Heute möchte ich Sie auf eine strafprozessuale Entwicklung hinweisen, die der 2. Strafsenat des Bundesgerichtshof in Karlsruhe am 4. Juni 2014 im Beschlusswege veröffentlicht hat, BGH 2 StR 656/13. Der Leitsatz unter Ziffer 1 lautet wie folgt:
Der Senat beabsichtigt zu entscheiden: Die Verwertung einer früheren richterlichen Vernehmung eines Zeugen, der erst in der Hauptverhandlung von seinem Zeugnisverweigerungsrecht Gebrauch macht, durch Vernehmung der richterlichen Vernehmungsperson ist nur dann zulässig, wenn dieser Richter den Zeugen nicht nur über sein Zeugnisverweigerungsrecht, sondern auch qualifiziert über die Möglichkeit der Einführung und Verwertung seiner Aussage im weiteren Verfahren belehrt hat.

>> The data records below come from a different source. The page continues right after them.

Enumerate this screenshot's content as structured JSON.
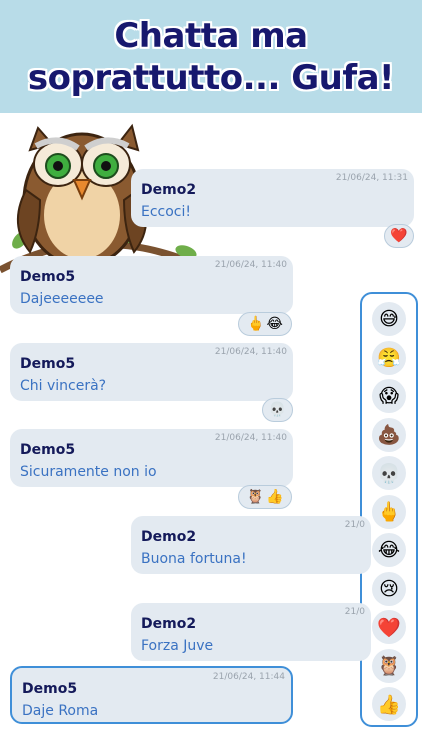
{
  "banner": {
    "line1": "Chatta ma",
    "line2": "soprattutto... Gufa!"
  },
  "messages": [
    {
      "sender": "Demo2",
      "text": "Eccoci!",
      "time": "21/06/24, 11:31",
      "reactions": [
        "❤️"
      ]
    },
    {
      "sender": "Demo5",
      "text": "Dajeeeeeee",
      "time": "21/06/24, 11:40",
      "reactions": [
        "🖕",
        "😂"
      ]
    },
    {
      "sender": "Demo5",
      "text": "Chi vincerà?",
      "time": "21/06/24, 11:40",
      "reactions": [
        "💀"
      ]
    },
    {
      "sender": "Demo5",
      "text": "Sicuramente non io",
      "time": "21/06/24, 11:40",
      "reactions": [
        "🦉",
        "👍"
      ]
    },
    {
      "sender": "Demo2",
      "text": "Buona fortuna!",
      "time": "21/0"
    },
    {
      "sender": "Demo2",
      "text": "Forza Juve",
      "time": "21/0"
    },
    {
      "sender": "Demo5",
      "text": "Daje Roma",
      "time": "21/06/24, 11:44"
    }
  ],
  "reaction_picker": [
    "😅",
    "😤",
    "😱",
    "💩",
    "💀",
    "🖕",
    "😂",
    "😢",
    "❤️",
    "🦉",
    "👍"
  ]
}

§ 52 StPO eröffnet dem Angehörigen eines Beschuldigten ein Zeugnisverweigerungsrecht. Dieses Recht erlaubt es einem derartigen Zeugen ohne Angabe von Gründen das Zeugnis zu verweigern. Kein Zeuge, der in der Konfliktsituation zwischen Wahrheitspflicht und Näheverhältnis steht, soll gezwungen sein, aktiv zur Überführung eines Angehörigen beizutragen. Diese Konfliktsituation wirkt regelmäßig über die erste Zeugenaussage vor der Polizei hinaus fort. Aus diesem Grund erweitert § 252 StPO den Schutz des Zeugen, der einmal eine gemachte Aussage bis zur Hauptverhandlung für ihn folgenlos wieder rückgängig machen kann, ohne sie durch eine neue Aussage ersetzen zu müssen. Allein das Zeugnisverweigerungsrecht in der Hauptverhandlung nach § 52 StPO würde jedoch diese Zwangslage nicht beseitigen, wenn entweder das Protokoll der damaligen Aussage verlesen oder die damalige Verhörsperson als Zeuge vom Hörensagen in der Hauptverhandlung gehört werden könnte.
Es wäre aus Sicht eines zeugnisverweigerungsberechtigten Zeugen zu begrüßen, wenn dieser vor einer richterlichen Vernehmung auf sämtliche Folgen einer getätigten Aussage hingewiesen wird, insbesondere darauf, dass diese Aussage später doch verwertet werden könnte, obwohl der Zeuge später von seinem Zeugnisverweigerungsrecht Gebrauch macht.